This is quite possibly my new favorite pancake recipe! I had leftover ricotta cheese from the Lemon Ricotta Cake I made last week (recipe here) and decided to make some fluffy gluten free ricotta buttermilk pancakes! I ate the whole stack pictured below! This recipe is beyond simple and they turn out wonderfully fluffy and flavorful! Top your pancakes with powdered sugar and fresh fruit. Happy Hump Day!
1 Egg, egg white only
¾ Cup Buttermilk
1 Cup Whole Milk Ricotta Cheese
2 tsp Vanilla
1 Cup Gluten Free AP Flour
1 TBS Brown Sugar
½ tsp Baking Soda
¼ tsp Sea Salt
2 TBS Butter, melted
- Beat the egg whites with a handheld electric mixer or stand mixer until stiff peaks form.
- In a separate bowl, whisk together the ricotta, buttermilk, vanilla, and melted butter.
- Add the flour, baking soda, brown sugar, and salt to the ricotta mixture, whisking to combine.

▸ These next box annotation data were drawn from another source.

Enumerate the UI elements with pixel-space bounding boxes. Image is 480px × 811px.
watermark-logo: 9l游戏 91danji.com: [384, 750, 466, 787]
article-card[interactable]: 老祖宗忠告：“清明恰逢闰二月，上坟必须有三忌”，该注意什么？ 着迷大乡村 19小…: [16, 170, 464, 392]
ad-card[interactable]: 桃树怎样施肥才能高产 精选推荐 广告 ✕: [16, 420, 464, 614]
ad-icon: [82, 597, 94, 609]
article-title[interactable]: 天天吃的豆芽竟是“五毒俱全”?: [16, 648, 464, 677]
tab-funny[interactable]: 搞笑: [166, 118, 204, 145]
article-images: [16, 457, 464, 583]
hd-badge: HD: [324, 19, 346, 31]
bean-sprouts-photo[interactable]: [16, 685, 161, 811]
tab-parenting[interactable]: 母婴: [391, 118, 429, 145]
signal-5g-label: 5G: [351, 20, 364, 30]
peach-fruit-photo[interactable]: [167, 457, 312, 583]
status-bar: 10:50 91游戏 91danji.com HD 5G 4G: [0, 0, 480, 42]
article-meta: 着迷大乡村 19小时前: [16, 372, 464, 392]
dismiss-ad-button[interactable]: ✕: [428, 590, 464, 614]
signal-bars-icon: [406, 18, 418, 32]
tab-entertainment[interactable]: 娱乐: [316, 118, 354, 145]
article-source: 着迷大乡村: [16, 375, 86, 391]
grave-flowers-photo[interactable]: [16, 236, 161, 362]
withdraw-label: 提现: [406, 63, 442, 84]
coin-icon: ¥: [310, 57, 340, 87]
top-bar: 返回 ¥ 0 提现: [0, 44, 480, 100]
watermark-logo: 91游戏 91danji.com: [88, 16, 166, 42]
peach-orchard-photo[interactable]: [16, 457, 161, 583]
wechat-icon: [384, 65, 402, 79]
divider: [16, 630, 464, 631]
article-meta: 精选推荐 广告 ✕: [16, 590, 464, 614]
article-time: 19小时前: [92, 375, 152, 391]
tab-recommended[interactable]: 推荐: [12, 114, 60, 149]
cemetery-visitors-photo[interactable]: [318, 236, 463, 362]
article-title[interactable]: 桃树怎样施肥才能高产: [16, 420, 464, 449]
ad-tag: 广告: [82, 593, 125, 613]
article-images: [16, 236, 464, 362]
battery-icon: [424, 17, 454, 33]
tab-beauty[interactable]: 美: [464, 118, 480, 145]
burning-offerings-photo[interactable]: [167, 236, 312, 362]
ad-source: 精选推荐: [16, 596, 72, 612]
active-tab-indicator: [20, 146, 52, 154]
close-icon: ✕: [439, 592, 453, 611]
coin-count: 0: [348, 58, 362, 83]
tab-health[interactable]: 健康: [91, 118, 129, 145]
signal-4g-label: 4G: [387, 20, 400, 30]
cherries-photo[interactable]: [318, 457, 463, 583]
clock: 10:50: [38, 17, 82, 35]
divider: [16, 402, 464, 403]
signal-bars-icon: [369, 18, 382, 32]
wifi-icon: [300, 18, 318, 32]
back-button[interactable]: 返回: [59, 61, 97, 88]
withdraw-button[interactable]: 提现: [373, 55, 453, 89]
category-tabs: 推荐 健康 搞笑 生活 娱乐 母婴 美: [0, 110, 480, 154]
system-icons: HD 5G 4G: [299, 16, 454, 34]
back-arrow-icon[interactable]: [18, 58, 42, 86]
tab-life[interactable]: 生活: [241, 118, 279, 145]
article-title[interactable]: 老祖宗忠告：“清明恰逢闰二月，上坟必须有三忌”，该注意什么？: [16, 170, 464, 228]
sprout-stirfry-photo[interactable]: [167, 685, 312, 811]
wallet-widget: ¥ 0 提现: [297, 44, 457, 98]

- Stir a small spoonful of the egg whites into the pancake batter to lighten the batter, then gently fold in the remaining whites with a spatula in two instances.
- Heat a nonstick pan or skillet to medium and lightly coat the bottom of the pan with butter or vegetable oil. Pour in batter, either 1/3 cup or if you want larger cupcakes, increase your pour.
- Flip the pancakes once the surface is covered with tiny air bubbles. Once flipped, the pancakes will cook faster on the opposite side. Remove from the pan as soon as they lift on their own and aren’t sticking.